World modeling = learned prediction of how the visible world evolves. Reactive vision (every lesson so far) processes the current input; predictive vision (this lesson) extends it to “given the past, predict the future.”
The central trade-off is pixel space vs latent space. Pixel space is directly useful for video generation but expensive (a 224x224 RGB frame is ~150K numbers; 30 frames is ~4.5M). Latent space (e.g., 512-dim) is far cheaper (~290x for the same horizon and resolution) and sufficient for most planning and decision-making uses, even if you have to decode at the end.
Landmark architectures. World Models (Ha & Schmidhuber 2018; established the encoder + dynamics + controller pattern). Dreamer family (Hafner 2019-2023; model-based RL by imagining rollouts in learned latent space). MuZero (Schrittwieser 2019; planning via tree search in a learned dynamics model; mastered Go, chess, shogi, Atari without rule access). JEPA (LeCun’s research direction; predict in latent space, not pixels). Recent video world models including Sora (OpenAI 2024) and Genie (Bruce et al. 2024) at production scale.

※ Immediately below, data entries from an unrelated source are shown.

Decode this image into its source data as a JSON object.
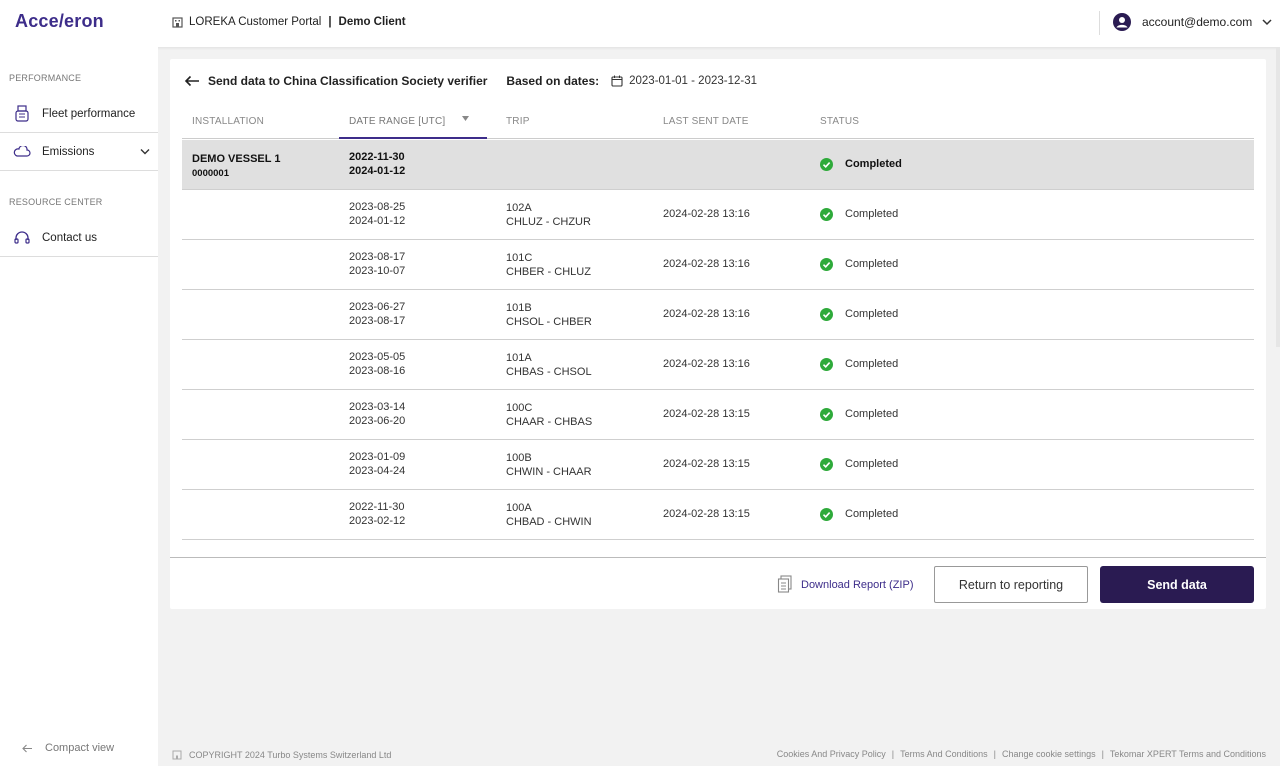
{
  "header": {
    "logo": "Acce/eron",
    "portal": "LOREKA Customer Portal",
    "separator": "|",
    "client": "Demo Client",
    "account": "account@demo.com"
  },
  "sidebar": {
    "section_performance": "PERFORMANCE",
    "fleet_performance": "Fleet performance",
    "emissions": "Emissions",
    "section_resource": "RESOURCE CENTER",
    "contact": "Contact us",
    "compact": "Compact view"
  },
  "page": {
    "title": "Send data to China Classification Society verifier",
    "based_on": "Based on dates:",
    "dates": "2023-01-01 - 2023-12-31"
  },
  "table": {
    "headers": {
      "installation": "INSTALLATION",
      "date_range": "DATE RANGE [UTC]",
      "trip": "TRIP",
      "last_sent": "LAST SENT DATE",
      "status": "STATUS"
    },
    "group": {
      "name": "DEMO VESSEL 1",
      "id": "0000001",
      "start": "2022-11-30",
      "end": "2024-01-12",
      "status": "Completed"
    },
    "rows": [
      {
        "start": "2023-08-25",
        "end": "2024-01-12",
        "trip": "102A",
        "route": "CHLUZ - CHZUR",
        "sent": "2024-02-28 13:16",
        "status": "Completed"
      },
      {
        "start": "2023-08-17",
        "end": "2023-10-07",
        "trip": "101C",
        "route": "CHBER - CHLUZ",
        "sent": "2024-02-28 13:16",
        "status": "Completed"
      },
      {
        "start": "2023-06-27",
        "end": "2023-08-17",
        "trip": "101B",
        "route": "CHSOL - CHBER",
        "sent": "2024-02-28 13:16",
        "status": "Completed"
      },
      {
        "start": "2023-05-05",
        "end": "2023-08-16",
        "trip": "101A",
        "route": "CHBAS - CHSOL",
        "sent": "2024-02-28 13:16",
        "status": "Completed"
      },
      {
        "start": "2023-03-14",
        "end": "2023-06-20",
        "trip": "100C",
        "route": "CHAAR - CHBAS",
        "sent": "2024-02-28 13:15",
        "status": "Completed"
      },
      {
        "start": "2023-01-09",
        "end": "2023-04-24",
        "trip": "100B",
        "route": "CHWIN - CHAAR",
        "sent": "2024-02-28 13:15",
        "status": "Completed"
      },
      {
        "start": "2022-11-30",
        "end": "2023-02-12",
        "trip": "100A",
        "route": "CHBAD - CHWIN",
        "sent": "2024-02-28 13:15",
        "status": "Completed"
      }
    ]
  },
  "actions": {
    "download": "Download Report (ZIP)",
    "return": "Return to reporting",
    "send": "Send data"
  },
  "footer": {
    "copyright": "COPYRIGHT 2024 Turbo Systems Switzerland Ltd",
    "cookies": "Cookies And Privacy Policy",
    "terms": "Terms And Conditions",
    "cookie_settings": "Change cookie settings",
    "tekomar": "Tekomar XPERT Terms and Conditions",
    "sep": "|"
  },
  "colors": {
    "brand": "#3d2d8a",
    "primary_button": "#2a1b52",
    "success": "#2eaa3a",
    "group_row": "#e0e0e0"
  },
  "icons": [
    "home-icon",
    "account-icon",
    "chevron-down-icon",
    "fleet-icon",
    "cloud-icon",
    "headset-icon",
    "arrow-left-icon",
    "calendar-icon",
    "sort-caret-icon",
    "check-circle-icon",
    "document-icon"
  ]
}
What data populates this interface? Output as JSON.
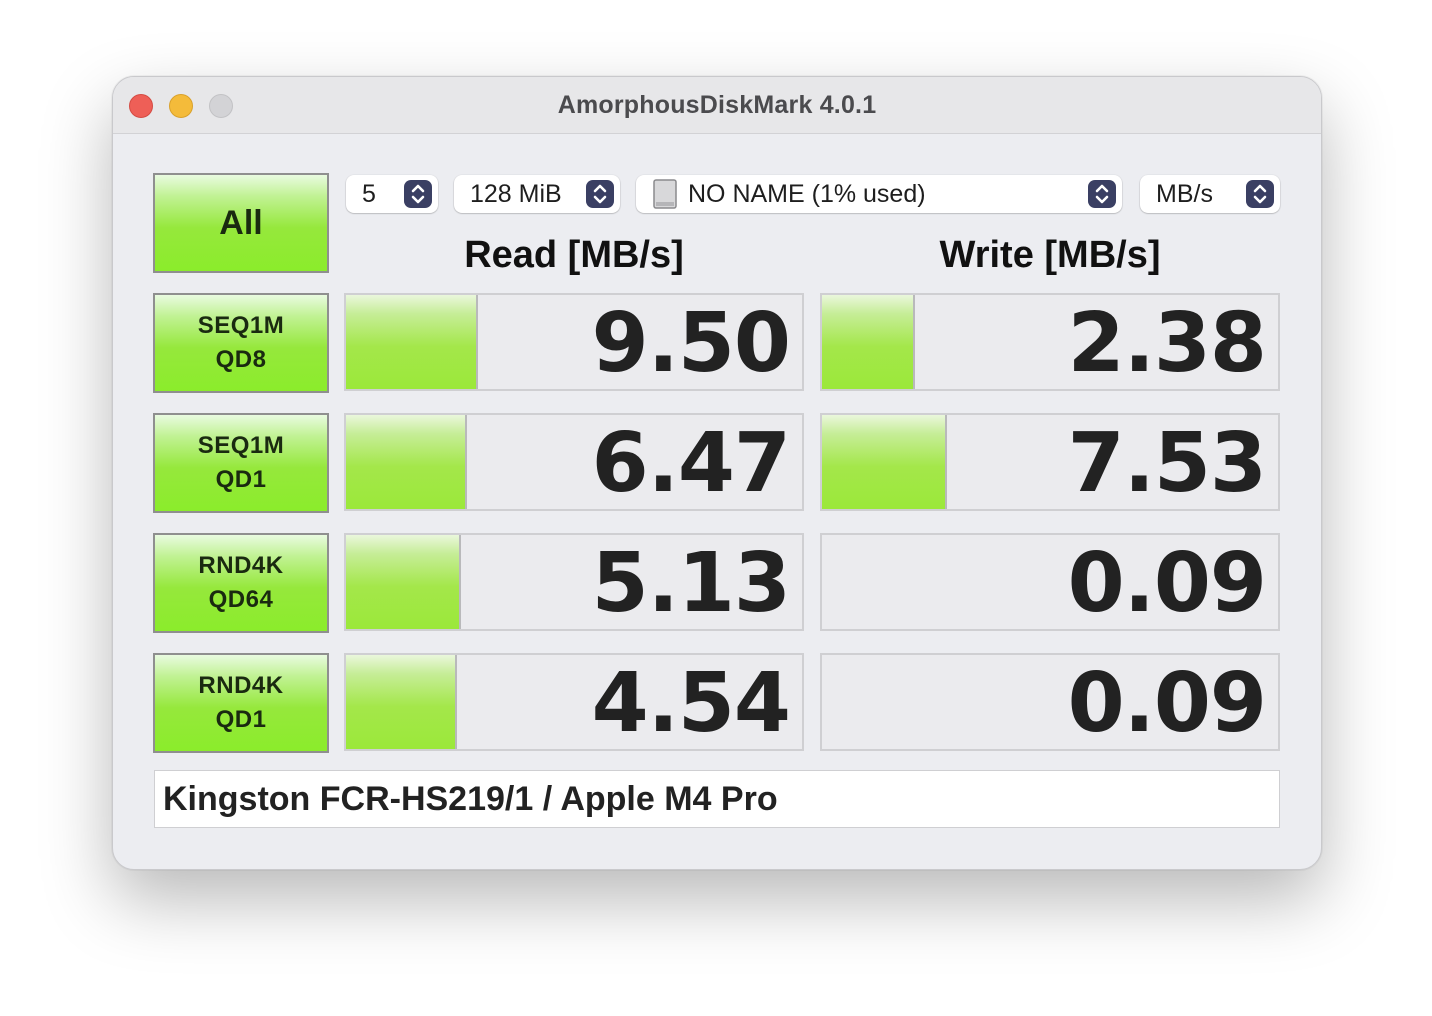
{
  "window": {
    "title": "AmorphousDiskMark 4.0.1"
  },
  "controls": {
    "all_label": "All",
    "count": "5",
    "size": "128 MiB",
    "drive": "NO NAME (1% used)",
    "unit": "MB/s"
  },
  "headers": {
    "read": "Read [MB/s]",
    "write": "Write [MB/s]"
  },
  "tests": [
    {
      "line1": "SEQ1M",
      "line2": "QD8",
      "read": "9.50",
      "write": "2.38",
      "read_fill": 0.285,
      "write_fill": 0.2
    },
    {
      "line1": "SEQ1M",
      "line2": "QD1",
      "read": "6.47",
      "write": "7.53",
      "read_fill": 0.262,
      "write_fill": 0.27
    },
    {
      "line1": "RND4K",
      "line2": "QD64",
      "read": "5.13",
      "write": "0.09",
      "read_fill": 0.248,
      "write_fill": 0.0
    },
    {
      "line1": "RND4K",
      "line2": "QD1",
      "read": "4.54",
      "write": "0.09",
      "read_fill": 0.24,
      "write_fill": 0.0
    }
  ],
  "footer": {
    "text": "Kingston FCR-HS219/1 / Apple M4 Pro"
  },
  "colors": {
    "accent_green": "#96e83c",
    "stepper": "#3a3f63"
  }
}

Cross-track ties. T18 (planned, reinforcement learning) covers model-based RL in depth. T24 (planned, image generation and multimodal) covers production-scale video-generation systems. T16’s L15 covers world modeling from the CV side as the predictive complement to L13’s spatial 3D vision.

A reactive vision system answers “what is in this image”; a predictive vision system (a world model) answers “what is the world this image is a snapshot of, and what will happen next.” Phase 3 has been the story of moving from the first to the second; this lesson is the most direct expression of that move.

Next: with the technical layers of T16 covered (Phase 1 foundations, Phase 2 spatial vision, Phase 3 generative and predictive vision), the final lesson takes the human-centered view. What do these systems get right, where do they fail, and how should we reason about their biases and limitations as engineering concerns? L16 closes the track.